The case was the result of a movie about Hillary Clinton produced by the conservative group, Citizens United, that it wanted broadcasted on cable channels during the 2008 Democratic primaries. However, the federal courts thought the movie was more of a political advertisement and applied political campaigning regulations.
The case evolved slightly to consider whether the ban on the purchase of political ads placed on corporations and labor organizations, which prevented the infusion of even more corporate money and influence on government, should be overturned.
In a 5-4 decision, the conservative segment of the Supreme Court ignored precedent and opened the door for the use of corporate profits to further corporate interest by influencing elections. In many cases, campaign spending wins elections and the pressure will be on both Republicans and Democrats to secure corporate support. This support, of course, comes at a price-one paid by the American public.
The court used the First Amendment to make the argument of free speech under the pretext that a corporation has the legal right of a "person." Justice Anthony Kennedy wrote the majority opinion, stating, "If the First Amendment has any force, it prohibits Congress from fining or jailing citizens, or associations of citizens, for simply engaging in political speech."
However, what sounds democratically engaging is actually a license to corrupt, which is why the regulation existed in the first place.
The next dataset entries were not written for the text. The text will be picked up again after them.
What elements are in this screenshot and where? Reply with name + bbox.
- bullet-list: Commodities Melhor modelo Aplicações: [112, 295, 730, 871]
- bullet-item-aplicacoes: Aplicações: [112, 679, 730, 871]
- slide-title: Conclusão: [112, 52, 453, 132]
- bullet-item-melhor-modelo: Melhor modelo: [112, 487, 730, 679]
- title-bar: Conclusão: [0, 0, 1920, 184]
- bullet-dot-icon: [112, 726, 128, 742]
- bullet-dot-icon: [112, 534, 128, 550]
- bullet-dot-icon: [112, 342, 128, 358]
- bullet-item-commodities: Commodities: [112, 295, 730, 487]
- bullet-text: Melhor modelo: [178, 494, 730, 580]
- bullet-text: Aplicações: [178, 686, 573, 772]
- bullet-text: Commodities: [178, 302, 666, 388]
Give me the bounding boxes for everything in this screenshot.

Justice John Paul Stevens wrote of such in his dissent, "The court's ruling threatens to undermine the integrity of elected institutions around the nation."
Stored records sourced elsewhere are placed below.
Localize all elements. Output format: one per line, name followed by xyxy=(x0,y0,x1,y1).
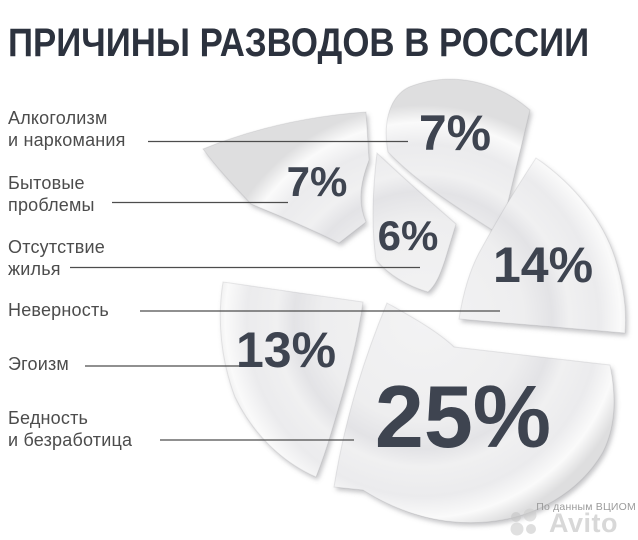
label-line: проблемы xyxy=(8,194,95,215)
plate-piece-egoism xyxy=(219,281,364,478)
percent-alcoholism: 7% xyxy=(419,105,491,161)
label-line: Алкоголизм xyxy=(8,108,108,128)
label-line: Отсутствие xyxy=(8,237,105,257)
watermark-text: Avito xyxy=(549,507,618,538)
plate-piece-household-problems xyxy=(202,111,370,244)
percent-infidelity: 14% xyxy=(493,237,593,293)
source-attribution: По данным ВЦИОМ xyxy=(536,501,636,513)
label-line: Бедность xyxy=(8,408,89,428)
label-line: и наркомания xyxy=(8,129,126,150)
percent-values: 7% 7% 6% 14% 13% 25% xyxy=(236,105,593,466)
label-infidelity: Неверность xyxy=(8,300,109,322)
plate-piece-no-housing xyxy=(372,151,457,293)
percent-egoism: 13% xyxy=(236,322,336,378)
label-no-housing: Отсутствие жилья xyxy=(8,237,105,280)
label-egoism: Эгоизм xyxy=(8,354,69,376)
percent-no-housing: 6% xyxy=(378,212,439,259)
watermark: Avito xyxy=(506,508,618,538)
plate-piece-alcoholism xyxy=(385,78,531,236)
label-line: и безработица xyxy=(8,429,133,450)
label-poverty: Бедность и безработица xyxy=(8,408,132,451)
label-line: Эгоизм xyxy=(8,354,70,374)
label-alcoholism: Алкоголизм и наркомания xyxy=(8,108,126,151)
plate-shards xyxy=(202,78,627,524)
avito-logo-icon xyxy=(510,508,537,536)
label-household-problems: Бытовые проблемы xyxy=(8,173,95,216)
percent-poverty: 25% xyxy=(375,367,551,466)
label-line: Неверность xyxy=(8,300,109,320)
label-line: Бытовые xyxy=(8,173,85,193)
label-line: жилья xyxy=(8,258,61,279)
page-title: ПРИЧИНЫ РАЗВОДОВ В РОССИИ xyxy=(8,21,590,65)
plate-piece-infidelity xyxy=(458,157,627,334)
percent-household-problems: 7% xyxy=(287,158,348,205)
callout-lines xyxy=(70,140,500,441)
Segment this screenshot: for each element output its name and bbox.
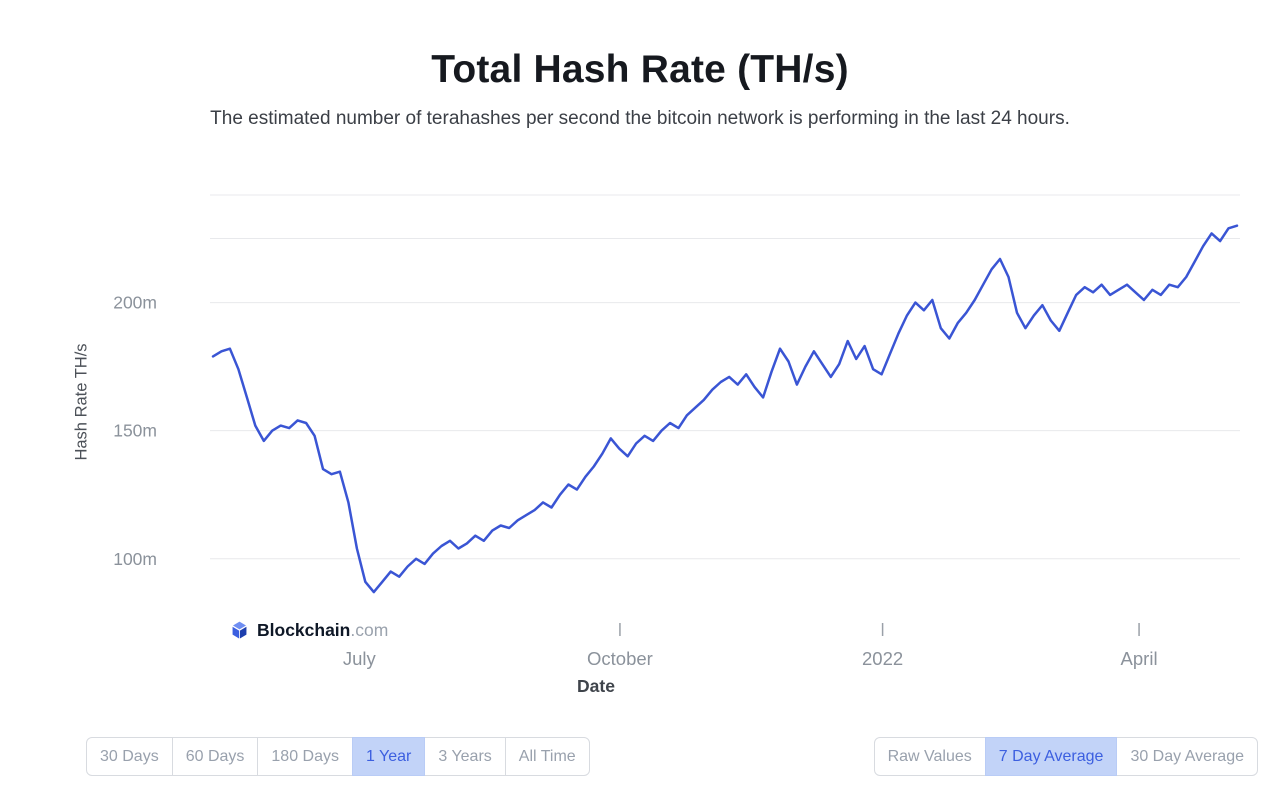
time-range-button-group: 30 Days 60 Days 180 Days 1 Year 3 Years … <box>86 737 590 776</box>
page-title: Total Hash Rate (TH/s) <box>431 48 849 91</box>
x-tick-label: 2022 <box>862 648 903 669</box>
logo-suffix: .com <box>350 620 389 640</box>
blockchain-logo-icon <box>229 620 250 641</box>
range-3years-button[interactable]: 3 Years <box>424 737 506 776</box>
page-subtitle: The estimated number of terahashes per s… <box>210 108 1070 129</box>
x-tick-label: July <box>343 648 377 669</box>
range-1year-button[interactable]: 1 Year <box>352 737 426 776</box>
blockchain-logo[interactable]: Blockchain.com <box>229 620 388 641</box>
avg-7day-average-button[interactable]: 7 Day Average <box>984 737 1118 776</box>
hashrate-line <box>211 224 1239 594</box>
range-180days-button[interactable]: 180 Days <box>257 737 353 776</box>
x-tick-label: October <box>587 648 653 669</box>
y-tick-label: 200m <box>113 293 157 313</box>
range-60days-button[interactable]: 60 Days <box>171 737 259 776</box>
range-30days-button[interactable]: 30 Days <box>86 737 173 776</box>
averaging-button-group: Raw Values 7 Day Average 30 Day Average <box>873 737 1258 776</box>
x-tick-label: April <box>1121 648 1158 669</box>
avg-30day-average-button[interactable]: 30 Day Average <box>1116 737 1258 776</box>
avg-raw-values-button[interactable]: Raw Values <box>873 737 986 776</box>
y-tick-label: 150m <box>113 421 157 441</box>
y-tick-label: 100m <box>113 549 157 569</box>
hashrate-chart-plot[interactable]: 100m 150m 200m July October 2022 April <box>0 160 1280 700</box>
blockchain-logo-text: Blockchain.com <box>257 620 388 641</box>
range-alltime-button[interactable]: All Time <box>504 737 590 776</box>
x-axis-title: Date <box>577 676 615 696</box>
logo-name: Blockchain <box>257 620 351 640</box>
What it really means to the American public is that their hard work for a corporation, and the profits realized therein, may be used by corporate officers and directors to help elect candidates or support issues that they adamantly oppose.
Daniel J.H. Greenwood, Professor of Law, Hofstra University School of Law, in his blog for the American Constitutional Society, agrees and takes it one step further, "Most importantly, if corporations - which are not citizens and many of which are multi-national organizations with interests that may be radically opposed to those of ordinary Americans - are allowed to freely intervene in our elections, then each citizen must have a corresponding decrease in influence. My contribution means less if I must compete with BP-Amoco and not just my fellow Americans' money."
What is also means for voters is that they will have to sort through the interest of corporations and labor unions who choose to engage in political advertisements. The advertisements will likely lead to more misconceptions, more half-truths and more negative campaigning. Those that will spend to win elections will be counting on an uninformed public, one that will subscribe to marketing over education in casting their votes. After all, who has the time to research each and every political assertion?
It seems that America is willing to continue down this dangerous road, one that avoids the interest of ordinarily middle class Americans in favor of industries that need bailed out because they are "too big to fail" and corporations who are given the green light to run roughshod over our economic and political systems.
We do not fight. The wealthy are dominant and united, the rest of us are powerless-divided into conservatives and liberals, fighting over things like immigration and abortion. We not only succumb to the ideologies that created this system, but we march it forward. We patriotically raise our fist for capitalism while our political systems become corrupt, the poor get poorer and the sick die. We've sold out democracy. I don't know how much clearer the picture needs to be.